[72]. Probably Cape Comorin, to judge from the river, but the text names Sarandib (Ceylon Island) famous for gems. This was noticed by Marco Polo, iii. cap. 19; and ancient authors relate the same of “Taprobane.”
[73]. I need hardly trouble the reader with a note on pearl-fisheries: the descriptions of travellers are continuous from the days of Pliny (ix. 35), Solinus (cap. 56) and Marco Polo (iii. 23). Maximilian of Transylvania, in his narrative of Magellan’s voyage (Novus Orbis, p. 532) says that the Celebes produce pearls big as turtle-doves’ eggs; and the King of Porne (Borneo) had two unions as great as goose’s eggs. Pigafetta (in Purchas) reduces this to hen’s eggs and Sir Thomas Herbert to dove’s eggs.
[74]. Arab. “Anbar” pronounced “Ambar;” wherein I would derive “Ambrosia.” Ambergris was long supposed to be a fossil, a vegetable which grew upon the sea-bottom or rose in springs; or a “substance produced in the water like naphtha or bitumen”(!): now it is known to be the egesta of a whale. It is found in lumps weighing several pounds upon the Zanzibar Coast and is sold at a high price, being held a potent aphrodisiac. A small hollow is drilled in the bottom of the cup and the coffee is poured upon the bit of ambergris it contains; when the oleaginous matter shows in dots amidst the “Kaymagh” (coffee-cream), the bubbly froth which floats upon the surface and which an expert “coffee servant” distributes equally among the guests. Argensola mentions in Ceylon, “springs of liquid bitumen thicker than our oil and some of pure balsam.”
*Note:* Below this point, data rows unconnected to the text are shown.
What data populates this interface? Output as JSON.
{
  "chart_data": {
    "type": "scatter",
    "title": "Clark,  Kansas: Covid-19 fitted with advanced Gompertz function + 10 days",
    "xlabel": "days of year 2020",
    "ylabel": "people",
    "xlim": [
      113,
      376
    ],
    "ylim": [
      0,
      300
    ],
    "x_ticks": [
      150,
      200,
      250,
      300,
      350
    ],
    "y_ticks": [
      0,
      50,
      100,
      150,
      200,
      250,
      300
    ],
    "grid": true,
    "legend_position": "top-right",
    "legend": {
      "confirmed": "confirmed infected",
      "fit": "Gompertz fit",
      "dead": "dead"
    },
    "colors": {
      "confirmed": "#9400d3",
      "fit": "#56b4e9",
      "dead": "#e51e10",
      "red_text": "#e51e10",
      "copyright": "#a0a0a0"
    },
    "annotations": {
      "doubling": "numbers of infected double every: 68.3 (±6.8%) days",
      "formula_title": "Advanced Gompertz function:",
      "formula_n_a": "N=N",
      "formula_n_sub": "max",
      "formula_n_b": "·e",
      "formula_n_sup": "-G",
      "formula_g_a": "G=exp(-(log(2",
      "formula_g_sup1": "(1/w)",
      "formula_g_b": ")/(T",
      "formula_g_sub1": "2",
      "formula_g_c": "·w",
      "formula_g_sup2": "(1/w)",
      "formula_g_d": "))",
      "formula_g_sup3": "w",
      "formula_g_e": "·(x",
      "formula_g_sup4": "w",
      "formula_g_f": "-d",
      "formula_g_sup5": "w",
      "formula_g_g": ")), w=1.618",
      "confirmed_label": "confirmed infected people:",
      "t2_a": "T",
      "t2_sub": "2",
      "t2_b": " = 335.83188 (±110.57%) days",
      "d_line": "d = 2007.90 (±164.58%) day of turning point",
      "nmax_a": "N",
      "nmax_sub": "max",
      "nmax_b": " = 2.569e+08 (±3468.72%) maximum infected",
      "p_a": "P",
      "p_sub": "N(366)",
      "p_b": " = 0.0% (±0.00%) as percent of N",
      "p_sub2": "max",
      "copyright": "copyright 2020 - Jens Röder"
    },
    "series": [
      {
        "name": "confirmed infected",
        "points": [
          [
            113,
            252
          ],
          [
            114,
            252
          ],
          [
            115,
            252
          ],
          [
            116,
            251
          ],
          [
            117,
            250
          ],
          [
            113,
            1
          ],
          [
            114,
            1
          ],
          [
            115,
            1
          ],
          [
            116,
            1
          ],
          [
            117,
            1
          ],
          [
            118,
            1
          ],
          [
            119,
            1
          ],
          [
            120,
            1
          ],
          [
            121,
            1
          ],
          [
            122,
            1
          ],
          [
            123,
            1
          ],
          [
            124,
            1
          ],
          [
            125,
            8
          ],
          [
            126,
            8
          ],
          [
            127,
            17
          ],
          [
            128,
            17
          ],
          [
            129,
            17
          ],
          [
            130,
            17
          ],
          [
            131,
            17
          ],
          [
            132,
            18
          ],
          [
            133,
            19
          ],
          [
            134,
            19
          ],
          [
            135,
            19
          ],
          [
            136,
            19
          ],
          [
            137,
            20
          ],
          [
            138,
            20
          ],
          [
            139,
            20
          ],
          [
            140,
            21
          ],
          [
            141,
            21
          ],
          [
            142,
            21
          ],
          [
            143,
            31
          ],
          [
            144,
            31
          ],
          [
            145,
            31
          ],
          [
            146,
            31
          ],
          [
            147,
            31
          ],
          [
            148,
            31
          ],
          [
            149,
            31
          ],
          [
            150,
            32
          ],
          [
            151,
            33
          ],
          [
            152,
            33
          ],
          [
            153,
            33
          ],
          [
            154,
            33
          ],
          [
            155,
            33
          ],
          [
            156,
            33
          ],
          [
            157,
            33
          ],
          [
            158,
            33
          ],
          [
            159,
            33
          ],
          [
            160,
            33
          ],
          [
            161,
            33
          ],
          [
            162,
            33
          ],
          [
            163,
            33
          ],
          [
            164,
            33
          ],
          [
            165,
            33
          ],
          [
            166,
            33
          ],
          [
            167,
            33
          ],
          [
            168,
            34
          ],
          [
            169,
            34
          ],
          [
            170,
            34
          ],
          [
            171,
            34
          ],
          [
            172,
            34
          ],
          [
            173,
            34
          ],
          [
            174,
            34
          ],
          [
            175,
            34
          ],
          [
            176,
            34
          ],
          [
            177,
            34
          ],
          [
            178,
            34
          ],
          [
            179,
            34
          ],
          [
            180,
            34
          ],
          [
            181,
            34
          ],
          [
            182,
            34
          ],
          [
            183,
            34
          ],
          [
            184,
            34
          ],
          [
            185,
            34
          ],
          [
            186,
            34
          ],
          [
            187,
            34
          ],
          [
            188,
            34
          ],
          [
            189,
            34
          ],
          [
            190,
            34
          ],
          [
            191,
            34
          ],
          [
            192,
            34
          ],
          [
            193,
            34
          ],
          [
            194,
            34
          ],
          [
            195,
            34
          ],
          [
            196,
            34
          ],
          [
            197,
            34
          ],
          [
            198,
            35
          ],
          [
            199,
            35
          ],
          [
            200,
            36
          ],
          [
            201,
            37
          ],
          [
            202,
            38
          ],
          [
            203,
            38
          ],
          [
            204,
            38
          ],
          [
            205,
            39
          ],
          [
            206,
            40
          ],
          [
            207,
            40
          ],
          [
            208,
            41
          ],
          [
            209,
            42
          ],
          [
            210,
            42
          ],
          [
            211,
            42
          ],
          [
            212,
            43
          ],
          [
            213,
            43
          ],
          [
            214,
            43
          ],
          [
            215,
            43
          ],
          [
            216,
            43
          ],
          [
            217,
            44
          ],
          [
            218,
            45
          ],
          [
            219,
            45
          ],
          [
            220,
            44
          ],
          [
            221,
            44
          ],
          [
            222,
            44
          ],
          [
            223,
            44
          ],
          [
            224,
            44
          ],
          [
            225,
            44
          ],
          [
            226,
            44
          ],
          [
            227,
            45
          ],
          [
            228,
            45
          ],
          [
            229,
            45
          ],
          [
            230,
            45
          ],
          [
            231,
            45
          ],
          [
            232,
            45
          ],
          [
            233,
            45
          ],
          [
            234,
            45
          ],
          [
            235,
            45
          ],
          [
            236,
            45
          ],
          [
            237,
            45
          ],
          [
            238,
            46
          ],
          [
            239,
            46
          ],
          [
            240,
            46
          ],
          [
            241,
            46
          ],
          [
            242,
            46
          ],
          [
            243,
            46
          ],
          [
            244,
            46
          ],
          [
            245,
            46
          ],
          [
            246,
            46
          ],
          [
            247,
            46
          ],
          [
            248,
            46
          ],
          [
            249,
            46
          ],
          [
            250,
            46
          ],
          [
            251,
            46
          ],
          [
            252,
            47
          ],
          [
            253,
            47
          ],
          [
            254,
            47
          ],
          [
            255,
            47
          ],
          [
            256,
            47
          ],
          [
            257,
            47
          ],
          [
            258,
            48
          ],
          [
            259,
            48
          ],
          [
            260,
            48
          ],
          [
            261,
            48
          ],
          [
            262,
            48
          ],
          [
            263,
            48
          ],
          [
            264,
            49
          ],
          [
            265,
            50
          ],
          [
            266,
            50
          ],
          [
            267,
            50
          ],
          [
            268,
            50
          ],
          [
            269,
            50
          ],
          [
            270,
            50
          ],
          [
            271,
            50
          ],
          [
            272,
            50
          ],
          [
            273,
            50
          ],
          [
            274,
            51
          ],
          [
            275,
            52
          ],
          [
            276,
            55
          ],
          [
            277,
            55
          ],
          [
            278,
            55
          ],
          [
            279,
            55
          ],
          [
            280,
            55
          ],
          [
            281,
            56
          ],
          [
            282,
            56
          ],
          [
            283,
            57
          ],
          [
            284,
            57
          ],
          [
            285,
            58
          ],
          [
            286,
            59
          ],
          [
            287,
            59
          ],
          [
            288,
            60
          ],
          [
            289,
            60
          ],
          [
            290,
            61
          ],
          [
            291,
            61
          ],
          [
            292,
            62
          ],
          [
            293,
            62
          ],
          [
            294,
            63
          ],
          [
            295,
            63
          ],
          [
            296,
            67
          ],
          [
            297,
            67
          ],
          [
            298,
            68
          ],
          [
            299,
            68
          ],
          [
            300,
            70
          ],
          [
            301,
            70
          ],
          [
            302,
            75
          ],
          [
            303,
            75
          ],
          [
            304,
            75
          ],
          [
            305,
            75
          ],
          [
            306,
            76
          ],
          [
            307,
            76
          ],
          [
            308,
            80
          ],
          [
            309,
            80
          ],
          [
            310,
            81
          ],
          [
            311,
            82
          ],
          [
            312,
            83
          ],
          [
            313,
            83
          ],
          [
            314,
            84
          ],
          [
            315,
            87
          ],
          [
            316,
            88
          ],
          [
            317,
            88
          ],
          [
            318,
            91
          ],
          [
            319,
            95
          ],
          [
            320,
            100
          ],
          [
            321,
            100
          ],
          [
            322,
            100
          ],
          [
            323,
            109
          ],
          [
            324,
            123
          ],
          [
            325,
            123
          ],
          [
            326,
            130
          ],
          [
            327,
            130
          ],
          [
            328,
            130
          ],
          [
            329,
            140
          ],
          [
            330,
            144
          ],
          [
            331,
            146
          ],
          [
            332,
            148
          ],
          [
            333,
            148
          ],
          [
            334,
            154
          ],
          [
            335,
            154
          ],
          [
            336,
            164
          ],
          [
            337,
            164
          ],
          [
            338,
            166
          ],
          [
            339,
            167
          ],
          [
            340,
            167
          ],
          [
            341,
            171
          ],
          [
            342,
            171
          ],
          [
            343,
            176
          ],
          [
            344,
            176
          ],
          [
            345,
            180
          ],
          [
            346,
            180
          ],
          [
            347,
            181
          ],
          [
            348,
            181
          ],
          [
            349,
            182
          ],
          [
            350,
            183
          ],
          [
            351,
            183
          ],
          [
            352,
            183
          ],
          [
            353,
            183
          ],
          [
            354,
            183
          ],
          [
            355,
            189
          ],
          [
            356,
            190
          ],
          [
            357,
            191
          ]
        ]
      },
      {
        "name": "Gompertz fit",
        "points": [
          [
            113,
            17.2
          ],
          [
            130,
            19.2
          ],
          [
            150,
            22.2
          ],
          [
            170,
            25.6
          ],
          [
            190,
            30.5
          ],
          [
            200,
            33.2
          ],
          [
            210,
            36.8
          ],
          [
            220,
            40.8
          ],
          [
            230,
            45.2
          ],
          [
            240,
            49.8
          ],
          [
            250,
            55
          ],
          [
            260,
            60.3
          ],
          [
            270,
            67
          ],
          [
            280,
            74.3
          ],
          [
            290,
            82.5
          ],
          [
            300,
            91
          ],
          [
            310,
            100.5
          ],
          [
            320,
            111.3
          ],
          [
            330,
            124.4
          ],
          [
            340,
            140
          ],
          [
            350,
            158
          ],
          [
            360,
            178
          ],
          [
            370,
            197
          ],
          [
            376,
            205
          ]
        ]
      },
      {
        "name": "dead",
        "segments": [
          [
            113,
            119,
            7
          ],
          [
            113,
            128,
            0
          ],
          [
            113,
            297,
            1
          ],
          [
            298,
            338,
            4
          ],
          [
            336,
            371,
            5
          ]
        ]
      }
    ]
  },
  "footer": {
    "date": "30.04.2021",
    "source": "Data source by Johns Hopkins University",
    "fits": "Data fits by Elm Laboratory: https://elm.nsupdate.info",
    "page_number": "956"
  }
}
[75]. The tale-teller forgets that Sindbad and his companions have just ascended it; but this inconséquence is a characteristic of the Eastern Saga. I may note that the description of ambergris in the text tells us admirably well what it is not.
[76]. This custom is alluded to by Lane (Mod. Egypt, ch. xv.): it is the rule of pilgrims to Meccah when too ill to walk or ride (Pilgrimage i. 180). Hence all men carry their shrouds: mine, after being dipped in the Holy Water of Zemzem, was stolen from me by the rascally Somal of Berberah.
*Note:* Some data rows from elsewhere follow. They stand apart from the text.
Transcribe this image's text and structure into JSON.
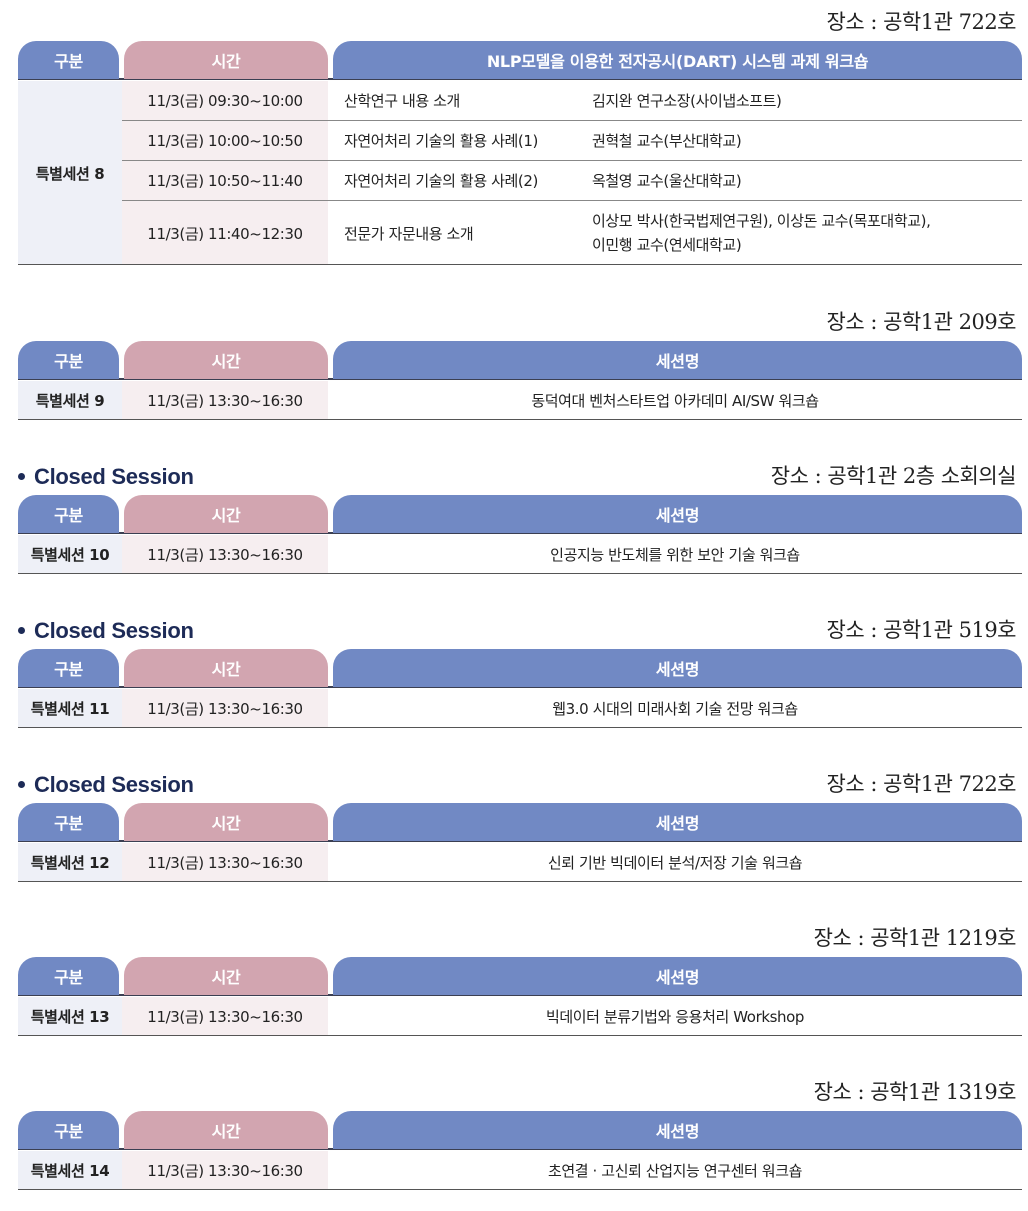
{
  "headers": {
    "gubun": "구분",
    "time": "시간",
    "session_name": "세션명"
  },
  "s8": {
    "location": "장소 : 공학1관 722호",
    "title": "NLP모델을 이용한 전자공시(DART) 시스템 과제 워크숍",
    "gubun": "특별세션 8",
    "rows": [
      {
        "time": "11/3(금) 09:30~10:00",
        "topic": "산학연구 내용 소개",
        "speaker": "김지완 연구소장(사이냅소프트)"
      },
      {
        "time": "11/3(금) 10:00~10:50",
        "topic": "자연어처리 기술의 활용 사례(1)",
        "speaker": "권혁철 교수(부산대학교)"
      },
      {
        "time": "11/3(금) 10:50~11:40",
        "topic": "자연어처리 기술의 활용 사례(2)",
        "speaker": "옥철영 교수(울산대학교)"
      },
      {
        "time": "11/3(금) 11:40~12:30",
        "topic": "전문가 자문내용 소개",
        "speaker": "이상모 박사(한국법제연구원), 이상돈 교수(목포대학교),",
        "speaker2": "이민행 교수(연세대학교)"
      }
    ]
  },
  "sessions": [
    {
      "closed": "",
      "location": "장소 : 공학1관 209호",
      "gubun": "특별세션 9",
      "time": "11/3(금) 13:30~16:30",
      "name": "동덕여대 벤처스타트업 아카데미 AI/SW 워크숍"
    },
    {
      "closed": "Closed Session",
      "location": "장소 : 공학1관 2층 소회의실",
      "gubun": "특별세션 10",
      "time": "11/3(금) 13:30~16:30",
      "name": "인공지능 반도체를 위한 보안 기술 워크숍"
    },
    {
      "closed": "Closed Session",
      "location": "장소 : 공학1관 519호",
      "gubun": "특별세션 11",
      "time": "11/3(금) 13:30~16:30",
      "name": "웹3.0 시대의 미래사회 기술 전망 워크숍"
    },
    {
      "closed": "Closed Session",
      "location": "장소 : 공학1관 722호",
      "gubun": "특별세션 12",
      "time": "11/3(금) 13:30~16:30",
      "name": "신뢰 기반 빅데이터 분석/저장 기술 워크숍"
    },
    {
      "closed": "",
      "location": "장소 : 공학1관 1219호",
      "gubun": "특별세션 13",
      "time": "11/3(금) 13:30~16:30",
      "name": "빅데이터 분류기법와 응용처리 Workshop"
    },
    {
      "closed": "",
      "location": "장소 : 공학1관 1319호",
      "gubun": "특별세션 14",
      "time": "11/3(금) 13:30~16:30",
      "name": "초연결 · 고신뢰 산업지능 연구센터 워크숍"
    }
  ]
}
[77]. Arab. “Fulk;” some Edits. read “Kalak” and “Ramaz” (= a raft).
[78]. These lines occur in modified form in Night xi.
[79]. These underground rivers (which Dr. Livingstone derided) are familiar to every geographer from Spenser’s “Mole” to the Poika of Adelberg and the Timavo near Trieste. Hence “Peter Wilkins” borrowed his cavern which led him to Grandevolet. I have some experience of Sindbad’s sorrows, having once attempted to descend the Poika on foot. The Classics had the Alpheus (Pliny v. 31; and Seneca, Nat. Quæ. vi.), and the Tigris-Euphrates supposed to flow underground: and the Mediævals knew the Abana of Damascus and the Zenderúd of Isfahan.
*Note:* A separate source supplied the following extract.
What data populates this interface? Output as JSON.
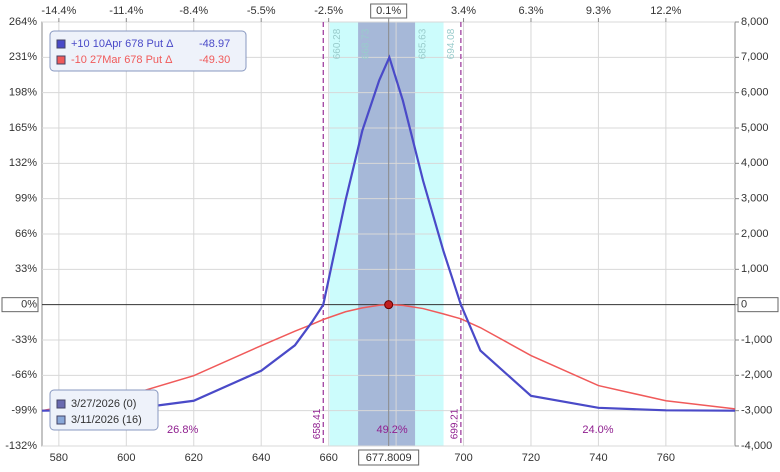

[80]. Abyssinians can hardly be called “blackamoors,” but the arrogance of the white skin shows itself in Easterns (e.g. Turks and Brahmans) as much as, if not more than, amongst Europeans. Southern India at the time it was explored by Vasco da Gama was crowded with Abyssinian slaves imported by the Arabs.
[81]. “Sarandib” and “Ceylon” (the Taprobane of Ptolemy and Diodorus Siculus) derive from the Pali “Sihalam” (not the Sansk. “Sinhala”) shortened to Silam and Ilam in old Tamul. Van der Tunk would find it in the Malay “Pulo Selam” = Isle of Gems (the Ratna-dwípa or Jewel Isle of the Hindus and the Jazirat al-Yakút or Ruby-Island of the Arabs); and the learned Colonel Yule (Marco Polo ii. 296) remarks that we have adopted many Malayan names, e.g. Pegu, China and Japan. Sarandib is clearly “Selan-dwípa,” which Mandeville reduced to “Silha.”